Gaël Varoquaux, Inria Saclay

28 June 2019, 10:30-11:30

ENS, S16

**Statistics on tables with non-curated entries**

“Dirty data” is said to be the data-scientists worst time sink. We investigate a specific data-quality challenge at the intersection of database curation and statistical learning.

Data tables often contain many non-numerical entries. Knowledge engineering in databases typically strive to recognize entities in these entries. For instance in deduplication or record-linkage are used to match entities expressed differently across the data.

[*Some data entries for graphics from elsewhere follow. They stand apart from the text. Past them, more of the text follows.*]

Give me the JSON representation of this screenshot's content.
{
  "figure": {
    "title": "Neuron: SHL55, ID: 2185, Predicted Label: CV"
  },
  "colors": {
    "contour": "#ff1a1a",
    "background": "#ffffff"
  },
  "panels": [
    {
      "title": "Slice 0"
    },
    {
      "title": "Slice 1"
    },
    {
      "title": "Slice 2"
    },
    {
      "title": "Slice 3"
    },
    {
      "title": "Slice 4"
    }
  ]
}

On the other hand, statistical techniques, as in machine learning, tend to cast all entries to numerical vectors, given that statistical models and regularities are easier to formulate in vector spaces. To analyze data with entries that representing discrete entities, a standard pipeline is to curate them with deduplication approaches, after which the resulting categories are “one-hot encoded”: represented in a vector space by orthogonal binary vectors. The success of such pipeline depends crucially on the quality of the deduplication. In addition, it can create very high-dimensional vectorial representations that lead to statistical and computational problems in the machine learning step.

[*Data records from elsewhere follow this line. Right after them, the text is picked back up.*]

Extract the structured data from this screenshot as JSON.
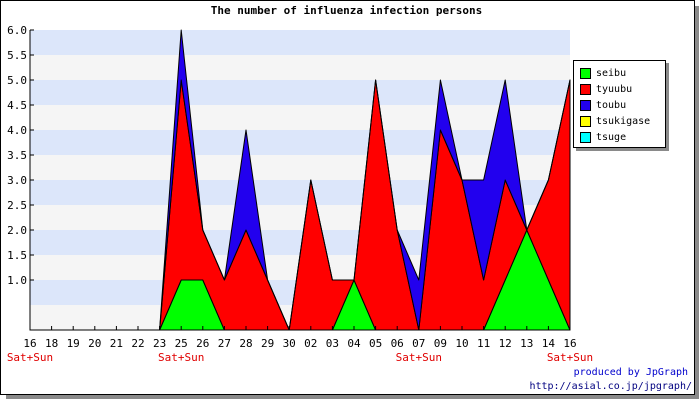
{
  "chart_data": {
    "type": "area",
    "title": "The number of influenza infection persons",
    "categories": [
      "16",
      "18",
      "19",
      "20",
      "21",
      "22",
      "23",
      "25",
      "26",
      "27",
      "28",
      "29",
      "30",
      "02",
      "03",
      "04",
      "05",
      "06",
      "07",
      "09",
      "10",
      "11",
      "12",
      "13",
      "14",
      "16"
    ],
    "weekend_labels": [
      {
        "index": 0,
        "text": "Sat+Sun"
      },
      {
        "index": 7,
        "text": "Sat+Sun"
      },
      {
        "index": 18,
        "text": "Sat+Sun"
      },
      {
        "index": 25,
        "text": "Sat+Sun"
      }
    ],
    "ylim": [
      0,
      6
    ],
    "yticks": [
      "1.0",
      "1.5",
      "2.0",
      "2.5",
      "3.0",
      "3.5",
      "4.0",
      "4.5",
      "5.0",
      "5.5",
      "6.0"
    ],
    "grid": true,
    "stacked": true,
    "legend_position": "right",
    "series": [
      {
        "name": "seibu",
        "color": "#00ff00",
        "values": [
          0,
          0,
          0,
          0,
          0,
          0,
          0,
          1,
          1,
          0,
          0,
          0,
          0,
          0,
          0,
          1,
          0,
          0,
          0,
          0,
          0,
          0,
          1,
          2,
          1,
          0
        ]
      },
      {
        "name": "tyuubu",
        "color": "#ff0000",
        "values": [
          0,
          0,
          0,
          0,
          0,
          0,
          0,
          4,
          1,
          1,
          2,
          1,
          0,
          3,
          1,
          0,
          5,
          2,
          0,
          4,
          3,
          1,
          2,
          0,
          2,
          5
        ]
      },
      {
        "name": "toubu",
        "color": "#2200ee",
        "values": [
          0,
          0,
          0,
          0,
          0,
          0,
          0,
          1,
          0,
          0,
          2,
          0,
          0,
          0,
          0,
          0,
          0,
          0,
          1,
          1,
          0,
          2,
          2,
          0,
          0,
          0
        ]
      },
      {
        "name": "tsukigase",
        "color": "#ffff00",
        "values": [
          0,
          0,
          0,
          0,
          0,
          0,
          0,
          0,
          0,
          0,
          0,
          0,
          0,
          0,
          0,
          0,
          0,
          0,
          0,
          0,
          0,
          0,
          0,
          0,
          0,
          0
        ]
      },
      {
        "name": "tsuge",
        "color": "#00ffff",
        "values": [
          0,
          0,
          0,
          0,
          0,
          0,
          0,
          0,
          0,
          0,
          0,
          0,
          0,
          0,
          0,
          0,
          0,
          0,
          0,
          0,
          0,
          0,
          0,
          0,
          0,
          0
        ]
      }
    ]
  },
  "footer": {
    "credit": "produced by JpGraph",
    "url": "http://asial.co.jp/jpgraph/"
  }
}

I will introduce statistical models of strings, useful to build low-dimensional representations of the entries that capture their morphological variations. These capture the string similarities between entries. They can also reveal latent categories that interpolate smoothly between various categories of entries without the need for cleaning or deduplication. Finally, we show that they lead to computationally and statistically efficient machine learning on non-curated tables.

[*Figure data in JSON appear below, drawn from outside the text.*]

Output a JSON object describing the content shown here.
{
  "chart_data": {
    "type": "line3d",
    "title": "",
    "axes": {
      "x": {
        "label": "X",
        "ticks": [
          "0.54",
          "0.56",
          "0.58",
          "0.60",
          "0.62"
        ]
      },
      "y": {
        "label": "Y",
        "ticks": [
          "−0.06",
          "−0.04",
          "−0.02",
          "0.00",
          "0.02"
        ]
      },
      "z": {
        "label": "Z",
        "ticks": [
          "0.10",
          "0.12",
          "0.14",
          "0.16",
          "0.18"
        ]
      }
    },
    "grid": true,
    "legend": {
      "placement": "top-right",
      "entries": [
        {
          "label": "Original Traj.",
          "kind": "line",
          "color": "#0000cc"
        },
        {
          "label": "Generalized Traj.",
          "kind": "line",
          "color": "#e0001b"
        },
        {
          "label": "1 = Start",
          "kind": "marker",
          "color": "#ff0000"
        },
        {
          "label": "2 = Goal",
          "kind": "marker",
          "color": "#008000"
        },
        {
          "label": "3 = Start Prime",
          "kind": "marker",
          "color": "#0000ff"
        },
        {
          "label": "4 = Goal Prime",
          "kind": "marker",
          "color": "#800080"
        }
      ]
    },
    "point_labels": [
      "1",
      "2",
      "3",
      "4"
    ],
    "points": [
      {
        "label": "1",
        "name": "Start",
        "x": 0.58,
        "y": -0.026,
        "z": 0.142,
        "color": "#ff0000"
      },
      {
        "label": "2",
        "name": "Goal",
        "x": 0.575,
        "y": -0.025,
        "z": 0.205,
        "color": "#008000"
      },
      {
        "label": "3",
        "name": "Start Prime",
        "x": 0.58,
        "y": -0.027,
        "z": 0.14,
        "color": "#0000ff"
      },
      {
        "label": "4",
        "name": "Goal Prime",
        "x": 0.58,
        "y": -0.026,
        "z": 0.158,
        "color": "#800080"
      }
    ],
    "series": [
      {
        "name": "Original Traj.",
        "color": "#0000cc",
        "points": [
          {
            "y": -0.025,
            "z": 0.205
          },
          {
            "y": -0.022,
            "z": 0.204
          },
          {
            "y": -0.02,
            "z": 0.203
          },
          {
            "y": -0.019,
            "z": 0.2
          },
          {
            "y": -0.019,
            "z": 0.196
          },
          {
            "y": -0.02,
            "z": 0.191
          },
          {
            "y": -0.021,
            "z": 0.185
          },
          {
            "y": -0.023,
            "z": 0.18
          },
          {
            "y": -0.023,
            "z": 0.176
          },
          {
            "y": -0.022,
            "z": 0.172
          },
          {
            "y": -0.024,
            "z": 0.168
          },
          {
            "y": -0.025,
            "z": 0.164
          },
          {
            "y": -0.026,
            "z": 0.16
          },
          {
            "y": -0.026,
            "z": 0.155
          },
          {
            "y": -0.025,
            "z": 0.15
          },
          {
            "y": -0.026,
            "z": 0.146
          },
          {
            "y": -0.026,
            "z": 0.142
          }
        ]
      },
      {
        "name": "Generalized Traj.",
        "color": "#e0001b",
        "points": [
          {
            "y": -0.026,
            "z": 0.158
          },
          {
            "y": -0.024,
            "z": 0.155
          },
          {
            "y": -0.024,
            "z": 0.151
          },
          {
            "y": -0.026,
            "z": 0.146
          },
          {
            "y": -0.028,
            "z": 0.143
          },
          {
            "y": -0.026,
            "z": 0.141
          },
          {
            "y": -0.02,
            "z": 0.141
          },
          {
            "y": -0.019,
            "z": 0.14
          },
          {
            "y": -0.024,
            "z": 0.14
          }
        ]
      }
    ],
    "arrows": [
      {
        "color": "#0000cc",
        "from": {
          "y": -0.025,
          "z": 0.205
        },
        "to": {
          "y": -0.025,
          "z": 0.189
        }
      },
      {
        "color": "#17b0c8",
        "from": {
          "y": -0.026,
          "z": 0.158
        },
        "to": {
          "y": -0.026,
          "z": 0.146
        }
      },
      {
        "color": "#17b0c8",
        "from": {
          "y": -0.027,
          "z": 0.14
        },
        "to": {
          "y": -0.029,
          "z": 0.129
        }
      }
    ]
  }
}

Bio: Gaël Varoquaux is a computer-science researcher at Inria. His research focuses on statistical learning tools for data science and scientific inference. He has pioneered the use of machine learning on brain images to map cognition and pathologies. More generally, he develops tools to make machine learning easier, with statistical models suited for real-life, uncurated data, and software for data science. He co-funded scikit-learn, one of the reference machine-learning toolboxes, and helped build various central tools for data analysis in Python. Varoquaux has contributed key methods for learning on spatial data, matrix factorizations, and modeling covariance matrices. He has a PhD in quantum physics and is a graduate from Ecole Normale Superieure, Paris.